Ultimately, the man's providers concluded that the drop in his potassium levels that lead to his cardiac arrest was caused by consuming a large amount of glycyrrhizic acid, which is contained in black licorice.
"We had no other clear cause for why his potassium levels were so low," Henson said. She explained, "While his diet consisted largely of black licorice, he was active and otherwise generally healthy," and suffering from no underlying conditions that would have impacted what happened to him."
Still, Henson said, the man's providers all were "shocked and surprised" by their findings.
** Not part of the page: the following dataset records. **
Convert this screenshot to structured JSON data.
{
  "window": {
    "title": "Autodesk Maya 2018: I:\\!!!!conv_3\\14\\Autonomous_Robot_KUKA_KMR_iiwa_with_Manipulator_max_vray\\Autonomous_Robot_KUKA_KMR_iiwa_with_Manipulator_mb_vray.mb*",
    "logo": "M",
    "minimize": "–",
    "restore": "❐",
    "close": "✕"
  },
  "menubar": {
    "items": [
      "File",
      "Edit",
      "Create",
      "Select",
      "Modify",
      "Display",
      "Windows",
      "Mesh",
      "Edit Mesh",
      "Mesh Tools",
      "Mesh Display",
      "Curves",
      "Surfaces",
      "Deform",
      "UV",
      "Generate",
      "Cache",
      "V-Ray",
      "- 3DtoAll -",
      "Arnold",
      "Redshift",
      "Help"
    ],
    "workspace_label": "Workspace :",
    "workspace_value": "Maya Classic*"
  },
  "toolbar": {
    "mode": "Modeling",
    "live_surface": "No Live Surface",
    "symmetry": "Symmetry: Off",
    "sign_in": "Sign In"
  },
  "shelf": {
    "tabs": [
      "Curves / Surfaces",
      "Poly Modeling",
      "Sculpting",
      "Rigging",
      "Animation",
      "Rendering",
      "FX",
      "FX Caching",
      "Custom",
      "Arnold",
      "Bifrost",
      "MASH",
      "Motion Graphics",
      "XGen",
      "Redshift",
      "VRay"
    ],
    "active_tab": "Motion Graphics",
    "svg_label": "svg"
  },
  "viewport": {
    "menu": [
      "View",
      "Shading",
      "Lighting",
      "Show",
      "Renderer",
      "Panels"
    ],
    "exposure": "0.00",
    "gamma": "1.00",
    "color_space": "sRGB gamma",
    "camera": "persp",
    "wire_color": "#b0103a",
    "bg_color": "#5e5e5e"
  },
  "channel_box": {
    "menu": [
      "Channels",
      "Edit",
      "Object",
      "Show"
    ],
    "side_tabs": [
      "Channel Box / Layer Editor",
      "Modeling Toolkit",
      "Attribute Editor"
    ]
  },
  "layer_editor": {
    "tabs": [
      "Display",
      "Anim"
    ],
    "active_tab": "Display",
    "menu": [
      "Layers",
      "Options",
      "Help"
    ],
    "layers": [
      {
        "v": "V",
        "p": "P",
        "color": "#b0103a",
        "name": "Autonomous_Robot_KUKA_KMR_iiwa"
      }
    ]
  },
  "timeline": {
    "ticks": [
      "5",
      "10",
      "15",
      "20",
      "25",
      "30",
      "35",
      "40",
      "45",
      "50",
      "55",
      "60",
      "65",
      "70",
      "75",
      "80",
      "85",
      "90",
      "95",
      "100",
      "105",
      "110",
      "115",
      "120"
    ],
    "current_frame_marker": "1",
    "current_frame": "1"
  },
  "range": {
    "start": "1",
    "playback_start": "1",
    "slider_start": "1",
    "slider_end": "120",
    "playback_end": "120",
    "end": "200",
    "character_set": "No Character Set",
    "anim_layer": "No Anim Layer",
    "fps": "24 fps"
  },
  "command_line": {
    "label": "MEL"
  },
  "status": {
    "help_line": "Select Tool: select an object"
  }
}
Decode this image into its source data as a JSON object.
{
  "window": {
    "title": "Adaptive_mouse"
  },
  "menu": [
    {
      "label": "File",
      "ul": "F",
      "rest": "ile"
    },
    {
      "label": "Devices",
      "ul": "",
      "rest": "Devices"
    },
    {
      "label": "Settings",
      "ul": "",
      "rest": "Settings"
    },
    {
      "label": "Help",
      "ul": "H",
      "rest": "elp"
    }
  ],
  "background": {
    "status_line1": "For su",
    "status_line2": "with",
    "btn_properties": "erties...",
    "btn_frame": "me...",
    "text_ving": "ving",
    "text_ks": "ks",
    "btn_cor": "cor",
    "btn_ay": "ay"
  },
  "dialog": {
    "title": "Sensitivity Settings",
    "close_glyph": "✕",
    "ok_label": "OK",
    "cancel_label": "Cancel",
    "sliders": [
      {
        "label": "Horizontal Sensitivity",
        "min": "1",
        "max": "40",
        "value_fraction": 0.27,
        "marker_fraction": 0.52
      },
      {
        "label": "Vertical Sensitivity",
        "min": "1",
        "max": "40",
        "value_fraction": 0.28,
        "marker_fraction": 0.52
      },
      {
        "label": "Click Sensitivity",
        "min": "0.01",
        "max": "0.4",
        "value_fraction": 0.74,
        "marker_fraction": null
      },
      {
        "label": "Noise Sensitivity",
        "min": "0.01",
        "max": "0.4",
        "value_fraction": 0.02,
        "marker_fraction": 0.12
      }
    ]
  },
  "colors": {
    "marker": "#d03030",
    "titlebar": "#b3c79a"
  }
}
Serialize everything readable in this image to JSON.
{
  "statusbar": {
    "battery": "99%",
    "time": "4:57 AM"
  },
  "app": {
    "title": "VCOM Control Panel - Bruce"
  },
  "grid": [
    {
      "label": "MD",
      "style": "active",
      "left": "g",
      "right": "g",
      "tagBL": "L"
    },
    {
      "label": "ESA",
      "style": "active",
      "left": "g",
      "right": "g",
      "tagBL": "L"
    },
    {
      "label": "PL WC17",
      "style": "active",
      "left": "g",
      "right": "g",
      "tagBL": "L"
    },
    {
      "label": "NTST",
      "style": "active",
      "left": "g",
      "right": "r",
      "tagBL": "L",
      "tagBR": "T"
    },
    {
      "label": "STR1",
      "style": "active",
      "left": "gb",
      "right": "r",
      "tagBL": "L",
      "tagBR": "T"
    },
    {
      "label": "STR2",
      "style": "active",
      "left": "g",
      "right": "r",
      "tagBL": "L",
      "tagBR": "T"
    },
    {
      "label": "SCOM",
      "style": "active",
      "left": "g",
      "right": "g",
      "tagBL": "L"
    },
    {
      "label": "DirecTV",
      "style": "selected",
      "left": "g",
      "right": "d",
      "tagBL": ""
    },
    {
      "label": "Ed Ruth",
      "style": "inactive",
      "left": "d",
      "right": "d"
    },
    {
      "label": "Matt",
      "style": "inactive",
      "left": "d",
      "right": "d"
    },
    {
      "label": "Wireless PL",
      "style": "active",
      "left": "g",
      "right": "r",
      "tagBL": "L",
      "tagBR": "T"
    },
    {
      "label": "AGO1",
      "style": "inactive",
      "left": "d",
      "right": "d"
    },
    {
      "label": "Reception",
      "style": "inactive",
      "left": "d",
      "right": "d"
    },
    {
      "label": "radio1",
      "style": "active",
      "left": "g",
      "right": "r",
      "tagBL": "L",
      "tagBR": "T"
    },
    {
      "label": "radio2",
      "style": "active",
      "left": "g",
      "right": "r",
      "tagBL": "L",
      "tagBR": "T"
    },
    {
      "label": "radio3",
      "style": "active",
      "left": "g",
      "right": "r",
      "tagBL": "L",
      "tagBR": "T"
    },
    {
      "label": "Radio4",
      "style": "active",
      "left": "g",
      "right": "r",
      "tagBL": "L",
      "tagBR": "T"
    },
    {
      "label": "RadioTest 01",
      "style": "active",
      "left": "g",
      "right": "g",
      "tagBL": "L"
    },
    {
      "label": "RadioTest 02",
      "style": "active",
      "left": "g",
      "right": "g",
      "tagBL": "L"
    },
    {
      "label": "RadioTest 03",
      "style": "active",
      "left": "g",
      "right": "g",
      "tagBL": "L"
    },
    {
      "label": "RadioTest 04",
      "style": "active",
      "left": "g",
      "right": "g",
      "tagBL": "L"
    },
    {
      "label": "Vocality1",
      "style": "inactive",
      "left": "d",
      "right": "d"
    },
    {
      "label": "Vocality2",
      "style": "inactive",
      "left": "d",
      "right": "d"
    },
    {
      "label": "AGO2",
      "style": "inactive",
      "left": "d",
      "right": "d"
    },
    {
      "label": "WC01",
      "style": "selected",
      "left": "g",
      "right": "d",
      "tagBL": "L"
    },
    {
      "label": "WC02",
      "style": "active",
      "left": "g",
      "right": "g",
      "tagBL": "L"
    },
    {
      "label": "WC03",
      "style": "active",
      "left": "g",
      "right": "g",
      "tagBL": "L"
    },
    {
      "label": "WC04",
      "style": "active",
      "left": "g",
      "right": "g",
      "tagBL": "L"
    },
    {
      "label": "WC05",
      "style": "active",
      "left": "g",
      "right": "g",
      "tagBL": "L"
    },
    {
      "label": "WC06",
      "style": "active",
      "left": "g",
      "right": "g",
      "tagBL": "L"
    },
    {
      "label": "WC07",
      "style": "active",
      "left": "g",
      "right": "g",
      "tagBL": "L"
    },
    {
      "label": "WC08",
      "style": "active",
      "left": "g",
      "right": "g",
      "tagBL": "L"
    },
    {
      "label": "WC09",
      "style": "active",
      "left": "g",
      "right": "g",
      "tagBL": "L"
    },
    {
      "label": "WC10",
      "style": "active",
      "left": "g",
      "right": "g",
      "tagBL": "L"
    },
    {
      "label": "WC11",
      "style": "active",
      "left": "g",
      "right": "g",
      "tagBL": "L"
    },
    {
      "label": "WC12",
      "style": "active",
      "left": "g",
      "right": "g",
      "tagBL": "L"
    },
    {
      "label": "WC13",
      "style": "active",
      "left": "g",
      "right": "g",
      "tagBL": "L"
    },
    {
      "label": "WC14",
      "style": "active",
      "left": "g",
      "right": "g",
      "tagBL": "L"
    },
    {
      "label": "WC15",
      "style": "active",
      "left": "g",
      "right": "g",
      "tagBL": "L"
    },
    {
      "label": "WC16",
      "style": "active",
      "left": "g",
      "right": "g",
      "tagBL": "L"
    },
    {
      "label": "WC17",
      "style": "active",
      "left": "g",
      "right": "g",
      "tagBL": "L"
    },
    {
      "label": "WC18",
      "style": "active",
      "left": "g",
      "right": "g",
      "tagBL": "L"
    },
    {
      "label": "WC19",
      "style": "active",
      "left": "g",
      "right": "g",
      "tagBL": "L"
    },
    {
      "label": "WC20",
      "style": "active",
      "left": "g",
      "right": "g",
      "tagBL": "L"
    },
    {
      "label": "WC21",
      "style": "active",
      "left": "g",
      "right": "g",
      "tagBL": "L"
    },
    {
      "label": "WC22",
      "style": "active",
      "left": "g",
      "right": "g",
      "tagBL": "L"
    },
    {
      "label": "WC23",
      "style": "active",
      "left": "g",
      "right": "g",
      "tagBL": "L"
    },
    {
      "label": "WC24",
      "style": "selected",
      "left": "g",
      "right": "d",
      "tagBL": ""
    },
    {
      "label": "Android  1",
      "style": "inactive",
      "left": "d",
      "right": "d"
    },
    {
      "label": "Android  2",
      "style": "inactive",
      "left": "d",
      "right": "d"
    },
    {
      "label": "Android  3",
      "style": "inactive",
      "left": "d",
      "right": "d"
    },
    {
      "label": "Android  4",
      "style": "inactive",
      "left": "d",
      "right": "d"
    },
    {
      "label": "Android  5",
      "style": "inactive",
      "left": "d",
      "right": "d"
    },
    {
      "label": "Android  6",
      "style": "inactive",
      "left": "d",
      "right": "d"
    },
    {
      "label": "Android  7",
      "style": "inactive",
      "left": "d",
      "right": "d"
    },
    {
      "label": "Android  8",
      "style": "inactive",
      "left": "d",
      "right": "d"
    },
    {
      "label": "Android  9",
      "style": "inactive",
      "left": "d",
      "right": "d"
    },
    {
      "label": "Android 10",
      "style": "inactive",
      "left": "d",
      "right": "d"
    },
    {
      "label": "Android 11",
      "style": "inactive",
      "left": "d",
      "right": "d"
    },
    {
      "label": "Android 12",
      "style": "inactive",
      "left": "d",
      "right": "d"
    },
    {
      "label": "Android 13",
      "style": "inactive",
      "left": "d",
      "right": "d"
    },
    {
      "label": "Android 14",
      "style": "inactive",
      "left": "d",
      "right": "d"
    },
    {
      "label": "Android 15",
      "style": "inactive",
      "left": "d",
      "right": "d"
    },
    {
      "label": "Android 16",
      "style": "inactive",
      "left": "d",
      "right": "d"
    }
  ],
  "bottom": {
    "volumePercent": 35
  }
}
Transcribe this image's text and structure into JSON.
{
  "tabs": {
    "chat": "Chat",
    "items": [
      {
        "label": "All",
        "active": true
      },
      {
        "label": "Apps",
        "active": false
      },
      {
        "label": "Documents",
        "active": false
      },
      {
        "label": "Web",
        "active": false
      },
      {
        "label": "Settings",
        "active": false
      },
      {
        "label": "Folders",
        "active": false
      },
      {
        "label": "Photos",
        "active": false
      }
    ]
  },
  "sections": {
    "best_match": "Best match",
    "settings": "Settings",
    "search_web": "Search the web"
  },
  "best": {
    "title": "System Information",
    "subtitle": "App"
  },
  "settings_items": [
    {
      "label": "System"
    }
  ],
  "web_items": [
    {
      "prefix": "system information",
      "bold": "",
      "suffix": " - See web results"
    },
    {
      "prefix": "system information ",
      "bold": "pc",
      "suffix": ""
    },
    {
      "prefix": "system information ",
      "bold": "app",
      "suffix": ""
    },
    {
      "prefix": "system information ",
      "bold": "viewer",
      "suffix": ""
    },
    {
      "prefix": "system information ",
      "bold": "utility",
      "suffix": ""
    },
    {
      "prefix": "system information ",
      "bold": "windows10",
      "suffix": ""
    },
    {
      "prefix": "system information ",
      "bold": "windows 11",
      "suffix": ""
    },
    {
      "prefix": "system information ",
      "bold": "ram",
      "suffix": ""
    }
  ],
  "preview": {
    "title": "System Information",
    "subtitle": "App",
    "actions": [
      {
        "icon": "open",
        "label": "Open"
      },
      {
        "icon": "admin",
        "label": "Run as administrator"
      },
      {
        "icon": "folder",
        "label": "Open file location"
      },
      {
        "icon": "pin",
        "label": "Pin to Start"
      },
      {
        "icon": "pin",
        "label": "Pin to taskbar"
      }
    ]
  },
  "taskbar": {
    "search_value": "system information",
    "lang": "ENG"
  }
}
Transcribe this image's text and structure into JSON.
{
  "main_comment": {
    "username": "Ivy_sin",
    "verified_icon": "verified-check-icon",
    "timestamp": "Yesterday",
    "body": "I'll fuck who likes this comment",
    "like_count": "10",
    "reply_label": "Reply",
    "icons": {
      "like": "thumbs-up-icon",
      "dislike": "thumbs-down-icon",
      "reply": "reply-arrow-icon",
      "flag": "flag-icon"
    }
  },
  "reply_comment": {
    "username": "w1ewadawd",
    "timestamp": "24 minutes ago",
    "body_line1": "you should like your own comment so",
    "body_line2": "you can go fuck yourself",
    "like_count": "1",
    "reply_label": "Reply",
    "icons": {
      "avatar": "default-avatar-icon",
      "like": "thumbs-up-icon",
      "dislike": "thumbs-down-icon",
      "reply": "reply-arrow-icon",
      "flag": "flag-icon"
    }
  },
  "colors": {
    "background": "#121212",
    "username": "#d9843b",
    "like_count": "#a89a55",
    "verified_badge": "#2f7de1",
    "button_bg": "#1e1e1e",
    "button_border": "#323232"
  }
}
A public health warning: 'Consuming large amounts of licorice can be hazardous to your health'
FDA on its website warns that eating as little as two ounces of black licorice daily for two weeks could lead to heart rhythm problems, especially among people older than 40. The agency notes that glycyrrhizin, a compound derived from the licorice root, can lead to dropping potassium levels, which can cause abnormal heart rhythms, high blood pressure, edema, lethargy, and congestive heart failure.
"Individuals who enjoy black licorice should be cognizant of these potential health effects and should be conscious of the amount they are eating and how often," Henson said. "If they experience any symptoms concerning for electrolyte abnormalities such as muscle weakness or abnormal heart rhythms, they should stop taking black licorice," and "[i]ndividuals who already have either of these problems should probably avoid consuming black licorice," she added.
Neel Butala, one of the authors of the case study and a fellow at the interventional cardiology unit at MGH, said the man's case "raises a public health issue that consuming large amounts of licorice can be hazardous to your health."
Butala added that candy and food manufacturers should inform consumers how much glycyrrhizic acid is contained in their products.
And Robert Eckel, a cardiologist at the University of Colorado and former president of the American Heart Association, said Americans should be aware of the amounts of glycyrrhizic acid that are present in other foods, too.
"It's more than licorice sticks. It could be jelly beans, licorice teas, a lot of things over the counter," Eckel said. "Even some beers, like Belgian beers, have this compound in it."
Keith Ferdinand, a cardiologist at Tulane University School of Medicine, who was not involved in the case, said while the case was "very unusual," it should be viewed as a warning to consumers "to be aware that any substance that's taken into the body, especially taken in excess, can have true physiological effects" (Marchione, Associated Press, 9/23; Cramer, New York Times, 9/26; Giuliani-Hoffman, CNN, 9/25).